Rachel Goldberg-Polin, whose son Hersh was taken hostage by Hamas on Oct. 7, 2023, and who was executed in captivity in August 2024 along with five other hostages, spoke with Anderson Cooper on CBS’s “60 Minutes” on Sunday.
The conversation focused on coping with grief and loss.
Goldberg-Polin is an American who moved to Jerusalem 18 years ago with her husband, Jon, and three children. Hersh, her only son, was at the Nova Music Festival with his best friend, Aner Shapira, when he was kidnapped.
Shapira and Hersh hid in a bomb shelter with other young festival goers. Hamas terrorists threw grenades into the shelter. Shapira threw back 10 before being killed. Hersh took his place, losing an arm while trying to toss back a grenade.
Hersh was held in a tunnel in brutal conditions until he was executed, shot at close range six times. His body was found by Israeli soldiers on Aug. 31, 2024. It is believed that his captors panicked when shelling came close to their hiding place, leading them to kill the hostages.
“To know that your child is being tortured, tormented, starved, abused. He’s maimed. And that’s an excruciating form of suffering. And then what’s so fascinating to me is that when they came to tell us that Hersh had been executed, then I realized that those 330 days had been the good part, because he was alive. And now I’m in this place and this is the rest of my life. How do I walk through this place without a piece of me here?” she asked.

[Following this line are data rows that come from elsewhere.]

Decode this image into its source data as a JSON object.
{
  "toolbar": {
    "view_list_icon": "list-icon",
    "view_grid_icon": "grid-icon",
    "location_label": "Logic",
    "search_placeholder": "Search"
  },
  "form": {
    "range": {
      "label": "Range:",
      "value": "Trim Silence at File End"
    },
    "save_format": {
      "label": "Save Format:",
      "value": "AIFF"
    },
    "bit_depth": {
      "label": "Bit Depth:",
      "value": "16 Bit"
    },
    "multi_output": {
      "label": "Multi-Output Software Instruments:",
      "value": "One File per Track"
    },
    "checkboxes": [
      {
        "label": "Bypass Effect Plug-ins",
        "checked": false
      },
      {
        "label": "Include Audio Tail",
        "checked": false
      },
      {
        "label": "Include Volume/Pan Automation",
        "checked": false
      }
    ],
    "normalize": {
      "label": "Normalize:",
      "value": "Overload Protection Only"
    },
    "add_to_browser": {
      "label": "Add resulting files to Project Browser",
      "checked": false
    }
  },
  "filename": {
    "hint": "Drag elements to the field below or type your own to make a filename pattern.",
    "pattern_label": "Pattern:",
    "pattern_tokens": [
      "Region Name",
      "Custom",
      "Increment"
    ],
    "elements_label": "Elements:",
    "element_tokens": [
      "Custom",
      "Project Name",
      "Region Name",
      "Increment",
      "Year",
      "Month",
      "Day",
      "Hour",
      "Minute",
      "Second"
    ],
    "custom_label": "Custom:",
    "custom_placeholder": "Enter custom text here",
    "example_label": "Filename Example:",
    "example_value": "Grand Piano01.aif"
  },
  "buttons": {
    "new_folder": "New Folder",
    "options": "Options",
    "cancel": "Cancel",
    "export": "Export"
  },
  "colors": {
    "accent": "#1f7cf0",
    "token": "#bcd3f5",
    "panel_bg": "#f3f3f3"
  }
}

From the start, Hersh’s parents became activists calling for the release of all the hostages. They wore pieces of tape each day with a number signifying the days Hersh had been in captivity.
In January, when the last hostage had returned 843 days after the Oct. 7 attack, Goldberg-Polin and her family took down the pieces of tape they had stuck to a wall in their apartment.

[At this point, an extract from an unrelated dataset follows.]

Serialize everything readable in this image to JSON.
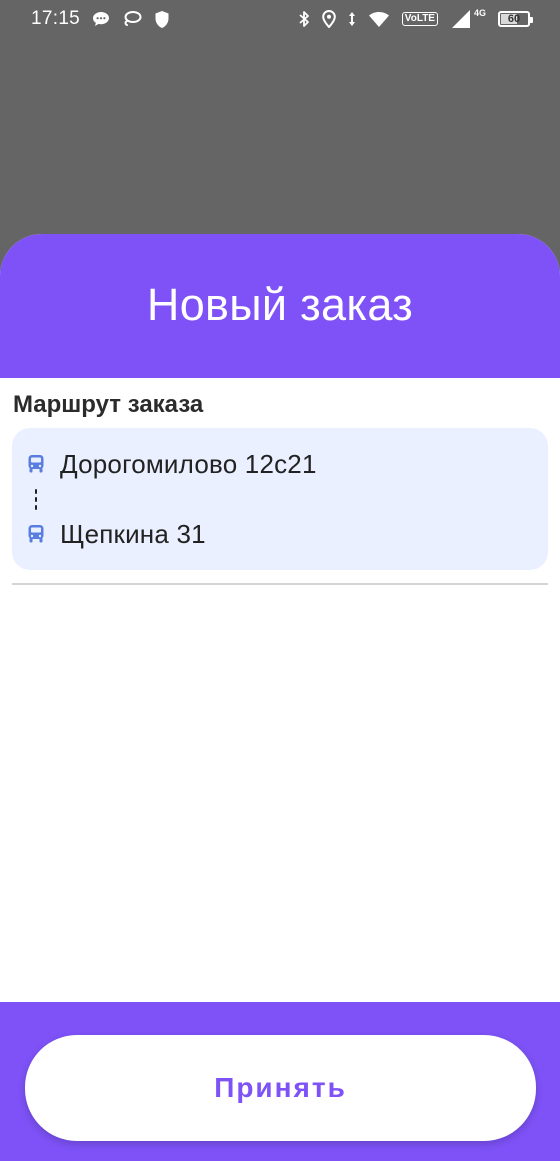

Cooper looked at the balled-up tape and said, “It’s extraordinary to see. All the pain and everything that is in that ball.”
Goldberg-Polin said, “You know It’s, like, these symbols of failure. What we were fighting for did happen. We got all of these people home, not as we wanted. We wanted them home, alive, but they had come home.”
In a book that comes out this week, “When We See You Again,” Goldberg-Polin talked about her experiences.
“You write in the book, ‘People want hope, resilience, recovery, strength, survival, healing. They want thriving and rising from the ashes, like the phoenix from the days of yore. But the pain is chronic, ever present, constant, gnawing, circular, not linear.’ That’s how it feels?” Cooper asked.
“I think my understanding of grief has changed. I was dreading, and uncomfortable with grief. And recently, I had this whole different thought of maybe, grief is actually just this precious badge of love that you wear because someone has died and your love is continuing to grow,” she said.
Cooper also spoke with Or Levy, another hostage, who spent three days with Hersh in captivity. Levy revealed that Hersh had inspired him to keep going through his personal conduct, and through something he said.
First, Hersh laughed about his arm. “He laughed about everything. And he smiled the entire time,” said Levy.
But it was Hersh’s mantra that had the biggest impact on Levy: “He who has a why can bear any how.”
He kept repeating it, said Levy.
It’s from a book, “Man’s Search For Meaning,” by Viktor Frankl, a 1946 concentration camp memoir. Frankl adapted the mantra from a similar saying by Friedrich Nietzsche.
“It became our mantra,” said Levy.
Levy had the saying tattooed to his arm shortly after his release from captivity. His son, who doesn’t speak English, asked what it meant. Levy answered his son, “Your name.”
“‘Your name.’ Because that’s your why,” said Cooper.
“This is my why. The only reason why I survived was him,” said Levy.